Of course, Hopkins is an indisputably great actor, and there’s no telling if Gosling’s talent is in his realm. But taking a look at last year, Hopkins was the unabashed star of two massive flops (Bobby and All the King’s Men) that became favorites for anti-prestige venom, while Gosling grabbed his first Oscar nomination for an indie no one had heard of a year ago. That’s gotta hurt, and the juxtaposition of a rising career with one on its way out is not exactly my idea of escapist entertainment.
It doesn’t help that Fracture itself is a credit to neither of them. It opens with images of an apparent affair between a man and a woman heretofore not introduced, and a scene later the woman is mowed down by her husband (Hopkins), whose calculation would be more eerie if it were not clearly the work of a screenplay engine designed to set up an imminent showdown. Cue hot-shot district attorney Willy Beachum (Gosling), cue simultaneous private sector offer, cue last open-and-shut case before our young hero sells his soul to the corporate devil. A war of wits, or, more accurately, self-righteousness is in the midst.
It’s not long before Willy, put off by the pompous old man’s decision to defend himself, lets his ego get the best of him and is made a fool in open court when said geezer tears his case to shreds. What follows is a familiar whodunit in the Law & Order vein, our slippery hero convinced there’s some missing detail (could it be…a missing murder weapon?) that will break the case.
Had Fracture stuck to these modest aspirations, it wouldn’t have been much, but at least it would’ve stood up as a narrative. In an honest but futile attempt to elevate a one-trick thriller into a bona fide drama, the screenwriters Daniel Pyne and Glenn Gers insert a left-field conscience for Willy, a love interest, and even a little allegory to add useless dimension that not only fails to distract from the movie’s anemic backbone but chips away at the men’s cold amorality, which is otherwise its selling point. We’re not here to watch these guys have a heart. We’re here to watch them take shots at each other, and toward the end, they do that too infrequently.

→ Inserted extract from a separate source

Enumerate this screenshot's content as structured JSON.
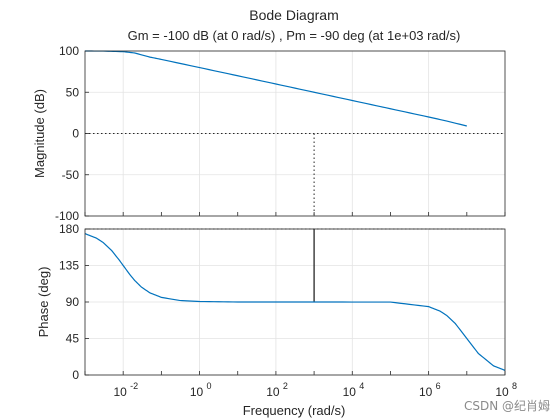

Pity them and not director Gregory Hoblit, who excels at concepts much more than at the filmmaking that sells them. Hoblit has a perennial affinity for relationships between men, be it Richard Gere and Edward Norton in Primal Fear (his best film) or Dennis Quaid and a pre-Jesus Jim Caviezel in Frequency (his silliest). Yet the abnormal hooks that customarily bring home his characters—a time-travel radio in Frequency, multiple personalities in Primal Fear, a body-shifting killer in Fallen—are not part of the picture here, and Hoblit can’t fill the void. The camera mostly lies idle as his two lead actors duke it out dutifully, and there’s no visual indication of how we’re supposed to view them other than the black-and-white moral struggle provided by the screenplay.
As for the winner of the duel, I can’t imagine it will surprise you, though I suppose it’s only fair to admit that the two-part solution to the movie’s conundrum caught me pleasantly off guard. Whatever the material victor, though, the real loser here—besides the viewer—strikes me as Gosling, who with this movie shows signs of submitting to his agent (at least he got Rachel McAdams out of The Notebook). Any actor with a CV this limited and critical chatter this pervasive has to play it smart or cash in commercially as soon as possible, and with Fracture, he does neither.
Fracture is currently playing in wide release.